Although I say it is the experience of the unknown, it isn’t exactly an experience, because experience usually has an objective quality. That is, you are experiencing something. For example, you experience the taste of an apple. Or you experience travel to different parts of Asia—to China, Japan, Korea, or Europe. Generally, when you say experience, you’re experiencing something, an object. However, this experience of the unknown does not have any objective quality in it. So you cannot even say “experience,” because there is no beginning and there’s no ending.

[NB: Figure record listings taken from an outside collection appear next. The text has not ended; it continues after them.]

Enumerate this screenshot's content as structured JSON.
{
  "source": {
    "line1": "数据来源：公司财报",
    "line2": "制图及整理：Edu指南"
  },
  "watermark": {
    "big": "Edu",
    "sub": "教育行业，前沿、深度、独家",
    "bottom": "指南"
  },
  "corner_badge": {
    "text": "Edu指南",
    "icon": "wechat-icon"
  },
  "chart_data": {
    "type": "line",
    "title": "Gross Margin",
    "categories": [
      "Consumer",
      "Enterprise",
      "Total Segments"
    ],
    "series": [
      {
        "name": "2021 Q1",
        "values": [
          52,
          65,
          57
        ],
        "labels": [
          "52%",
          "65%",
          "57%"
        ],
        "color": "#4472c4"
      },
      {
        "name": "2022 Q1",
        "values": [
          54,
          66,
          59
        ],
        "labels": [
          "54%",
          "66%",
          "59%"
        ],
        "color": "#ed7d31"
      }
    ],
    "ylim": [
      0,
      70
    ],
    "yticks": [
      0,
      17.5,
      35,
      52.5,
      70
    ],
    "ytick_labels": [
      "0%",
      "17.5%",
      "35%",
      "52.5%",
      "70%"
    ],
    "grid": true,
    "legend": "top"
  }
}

When you are walking into “the experience of the unknown,” where does that experience start and where does that experience end?

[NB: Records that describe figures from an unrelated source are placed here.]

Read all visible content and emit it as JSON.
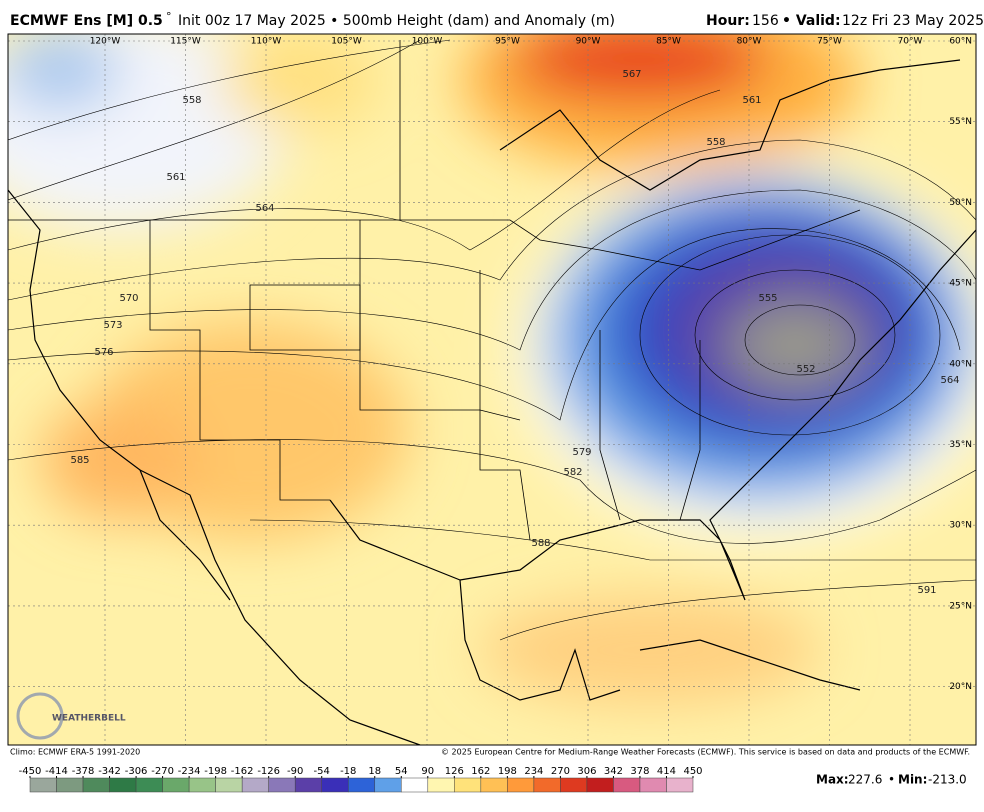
{
  "header": {
    "title": "ECMWF Ens [M] 0.5",
    "degree": "°",
    "subtitle": "Init 00z 17 May 2025 • 500mb Height (dam) and Anomaly (m)",
    "hour_label": "Hour:",
    "hour": 156,
    "valid_label": "• Valid:",
    "valid": "12z Fri 23 May 2025"
  },
  "map": {
    "longitudes": [
      "120°W",
      "115°W",
      "110°W",
      "105°W",
      "100°W",
      "95°W",
      "90°W",
      "85°W",
      "80°W",
      "75°W",
      "70°W"
    ],
    "latitudes": [
      "60°N",
      "55°N",
      "50°N",
      "45°N",
      "40°N",
      "35°N",
      "30°N",
      "25°N",
      "20°N"
    ],
    "contour_labels": [
      558,
      561,
      564,
      567,
      570,
      573,
      576,
      585,
      588,
      591,
      552,
      555,
      579,
      582,
      564,
      561,
      558
    ],
    "logo": "WEATHERBELL"
  },
  "footer": {
    "climo": "Climo: ECMWF ERA-5 1991-2020",
    "copyright": "© 2025 European Centre for Medium-Range Weather Forecasts (ECMWF). This service is based on data and products of the ECMWF.",
    "max_label": "Max:",
    "max": 227.6,
    "separator": "•",
    "min_label": "Min:",
    "min": {
      "value": -213,
      "label": "-213.0"
    }
  },
  "colorbar": {
    "ticks": [
      -450,
      -414,
      -378,
      -342,
      -306,
      -270,
      -234,
      -198,
      -162,
      -126,
      -90,
      -54,
      -18,
      18,
      54,
      90,
      126,
      162,
      198,
      234,
      270,
      306,
      342,
      378,
      414,
      450
    ],
    "colors": [
      "#9aa79c",
      "#7d9a80",
      "#4f8a5c",
      "#2e7a46",
      "#3d8c55",
      "#6aa86a",
      "#98c488",
      "#b9d4a4",
      "#b4a9c8",
      "#8a78b8",
      "#5b3fa8",
      "#3a2fb8",
      "#2d63d8",
      "#5fa0e8",
      "#ffffff",
      "#fff6b0",
      "#ffe27a",
      "#ffc055",
      "#ff9a3a",
      "#f26a2a",
      "#de3a20",
      "#c21e1e",
      "#d85a80",
      "#e08ab0",
      "#e8b2cc"
    ]
  }
}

There is no beginning point and there is no ending point. It is unlimited and unborn. It is not something that you can cause. You cannot just practice hard and try hard to arrive at the unknown, because all the effort you make is usually trying to get to something that you know—to the known. Whatever the conceptualization of the Buddha, enlightenment, or nirvana is, insofar as you are hanging on to any idea and hoping that you are somehow turning that idea into reality, all of that is not nirvana, because you are assuming that unconditional freedom can be caused. But it’s a causeless freedom.
So no matter how much effort we put in, that effort is not going to cause us to experience unconditional freedom, because unconditional freedom is our true nature. We already have it.
That’s why you have already arrived at the destination, and that’s why you cannot try to arrive at the destination.
It’s like somebody trying to get to New York City by saying to people around Grand Central in New York, “Oh, I want to go to New York. I heard that it takes many, many years to get there, and a lot of energy and money. What can I do?” There’s nothing you can do to arrive in New York, because you are already there.
Likewise, it’s like silence. You cannot try hard to create silence. You can create music that has a form and shape. However, silence, the underlying reality of all sound, has no cause. You cannot try hard to create silence.
So this is the mystery of our practice. In the beginning, we think that somehow we have to make a lot of effort. We have to trust in the Buddha, dharma, and sangha. We have to learn the many, many great teachings of our teachers. Then we realize at the end that whatever we’ve been hoping to obtain has always been in our own pocket.